As I walked toward Olive Way, I saw a U District-bound 43 go by. No worries – There will be another 43 soon. Since I had some time, I decided to walk past the stop at Olive & Summit, and wait at the stop at John & Broadway. The atmosphere’s a little nicer there – there’s more sights to see, anyway.
There were five or six people at the stop at John & Broadway. An 8 arrived a minute later, and then I had the stop to myself. I checked OneBusAway. A 43 was due in 4 minutes.
A man showed up at the bus stop. He didn’t look homeless, but I guessed that he’s spent some time on the streets.
I decided to pass the time by peering into the window of Bleu Bistro. I’ve never been in there.
Suddenly, I heard the man shout, “Shit!” I turned around. “I just saw a 43 going down Broadway,” he said to me.
“That’s odd,” I said, “But, according to the schedule a 43 should be here in about three minutes. We’ll find out soon enough if it’s been rerouted.” At the moment I said that, a Metro supervisor’s van went by, and I began to wonder if we were going to have a replay of the morning before Christmas.

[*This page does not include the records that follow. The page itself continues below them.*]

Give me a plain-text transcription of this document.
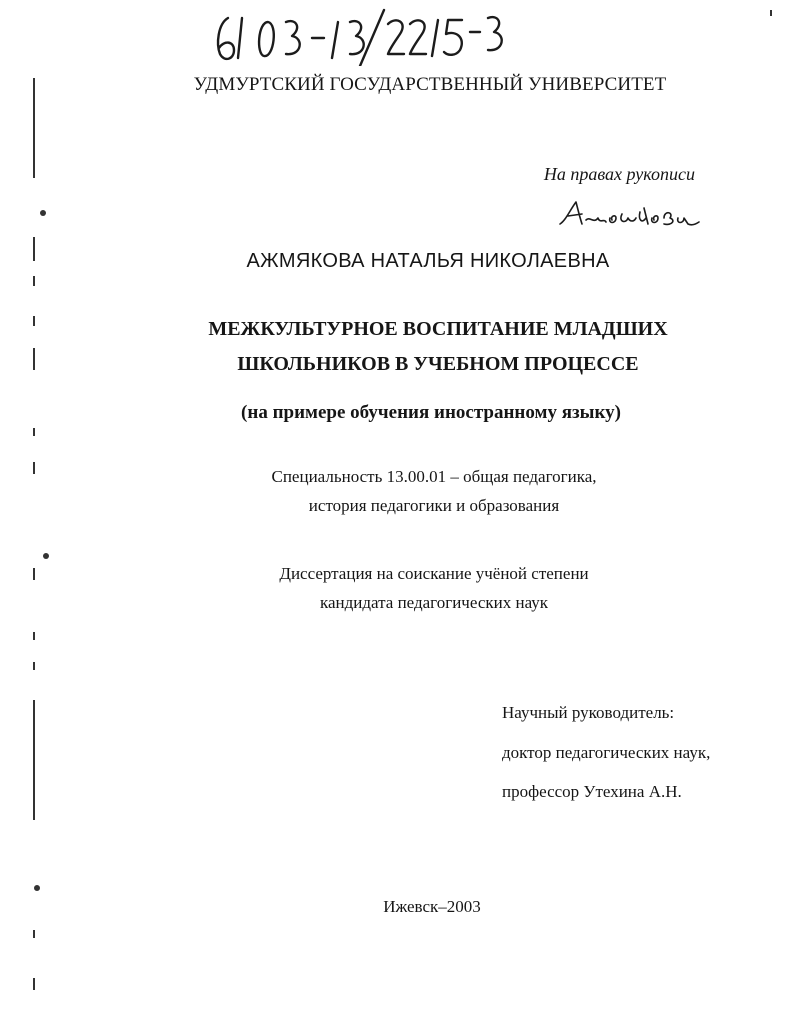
УДМУРТСКИЙ ГОСУДАРСТВЕННЫЙ УНИВЕРСИТЕТ
На правах рукописи
АЖМЯКОВА НАТАЛЬЯ НИКОЛАЕВНА
МЕЖКУЛЬТУРНОЕ ВОСПИТАНИЕ МЛАДШИХ
ШКОЛЬНИКОВ В УЧЕБНОМ ПРОЦЕССЕ
(на примере обучения иностранному языку)
Специальность 13.00.01 – общая педагогика,
история педагогики и образования
Диссертация на соискание учёной степени
кандидата педагогических наук
Научный руководитель:
доктор педагогических наук,
профессор Утехина А.Н.
Ижевск–2003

“I don’t know why they even bother with bus schedules,” the man replied, “They might as well give us all Ouija boards.” I was not in the mood for a conversation – especially not listening to some guy telling me how bad the buses are. But I’m too polite to tell someone to shut up.

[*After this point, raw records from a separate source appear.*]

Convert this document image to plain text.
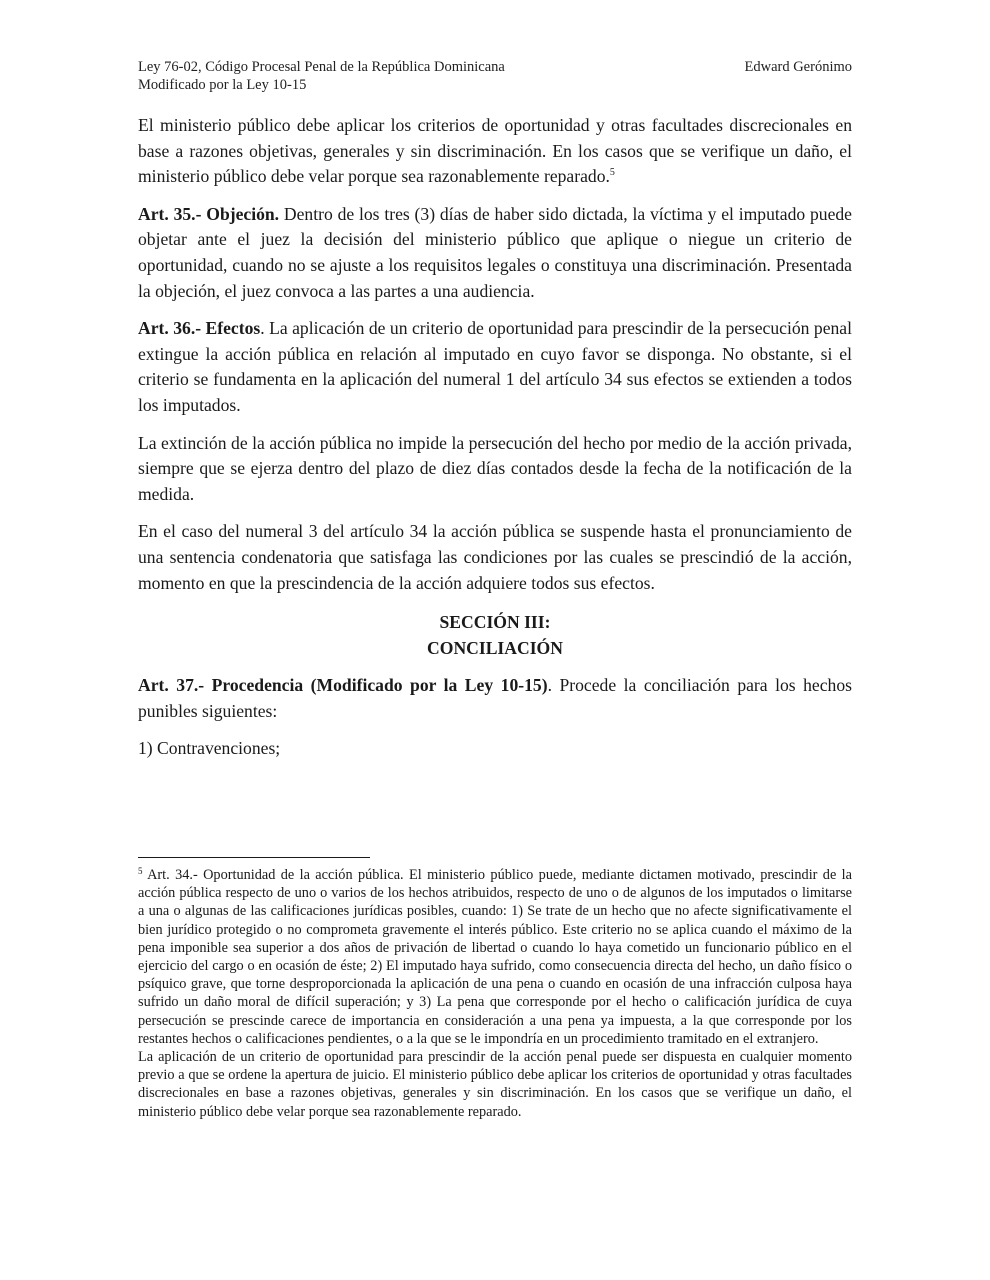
Ley 76-02, Código Procesal Penal de la República Dominicana	Edward Gerónimo
Modificado por la Ley 10-15

El ministerio público debe aplicar los criterios de oportunidad y otras facultades discrecionales en base a razones objetivas, generales y sin discriminación. En los casos que se verifique un daño, el ministerio público debe velar porque sea razonablemente reparado.$^5$

Art. 35.- Objeción. Dentro de los tres (3) días de haber sido dictada, la víctima y el imputado puede objetar ante el juez la decisión del ministerio público que aplique o niegue un criterio de oportunidad, cuando no se ajuste a los requisitos legales o constituya una discriminación. Presentada la objeción, el juez convoca a las partes a una audiencia.

Art. 36.- Efectos. La aplicación de un criterio de oportunidad para prescindir de la persecución penal extingue la acción pública en relación al imputado en cuyo favor se disponga. No obstante, si el criterio se fundamenta en la aplicación del numeral 1 del artículo 34 sus efectos se extienden a todos los imputados.

La extinción de la acción pública no impide la persecución del hecho por medio de la acción privada, siempre que se ejerza dentro del plazo de diez días contados desde la fecha de la notificación de la medida.

En el caso del numeral 3 del artículo 34 la acción pública se suspende hasta el pronunciamiento de una sentencia condenatoria que satisfaga las condiciones por las cuales se prescindió de la acción, momento en que la prescindencia de la acción adquiere todos sus efectos.

SECCIÓN III:
CONCILIACIÓN

Art. 37.- Procedencia (Modificado por la Ley 10-15). Procede la conciliación para los hechos punibles siguientes:

1) Contravenciones;

$^5$ Art. 34.- Oportunidad de la acción pública. El ministerio público puede, mediante dictamen motivado, prescindir de la acción pública respecto de uno o varios de los hechos atribuidos, respecto de uno o de algunos de los imputados o limitarse a una o algunas de las calificaciones jurídicas posibles, cuando: 1) Se trate de un hecho que no afecte significativamente el bien jurídico protegido o no comprometa gravemente el interés público. Este criterio no se aplica cuando el máximo de la pena imponible sea superior a dos años de privación de libertad o cuando lo haya cometido un funcionario público en el ejercicio del cargo o en ocasión de éste; 2) El imputado haya sufrido, como consecuencia directa del hecho, un daño físico o psíquico grave, que torne desproporcionada la aplicación de una pena o cuando en ocasión de una infracción culposa haya sufrido un daño moral de difícil superación; y 3) La pena que corresponde por el hecho o calificación jurídica de cuya persecución se prescinde carece de importancia en consideración a una pena ya impuesta, a la que corresponde por los restantes hechos o calificaciones pendientes, o a la que se le impondría en un procedimiento tramitado en el extranjero.

La aplicación de un criterio de oportunidad para prescindir de la acción penal puede ser dispuesta en cualquier momento previo a que se ordene la apertura de juicio. El ministerio público debe aplicar los criterios de oportunidad y otras facultades discrecionales en base a razones objetivas, generales y sin discriminación. En los casos que se verifique un daño, el ministerio público debe velar porque sea razonablemente reparado.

Then the man said, “Did you know that our bus service is ranked third in the whole country?” It took me a moment to understand what point he was making. As he continued talking, however, it became clear that this man likes Metro Transit. He was proud of that ranking. In fact, he appeared to be a transit geek. We talked about car dependence – how people in Seattle would prefer driving a half-mile to either walking or taking a bus. He told me about living in Los Angeles and various parts of Seattle, and the various ways he would travel in either city.
We agreed that that 43 he saw going down Broadway was probably just deadheading to another route.
He lifted my mood a little. When the 43 arrived – on time and not rerouted – however, I was still not in the mood for a conversation. I wished him a good day, let him board the bus first, and then sat in another part of the bus.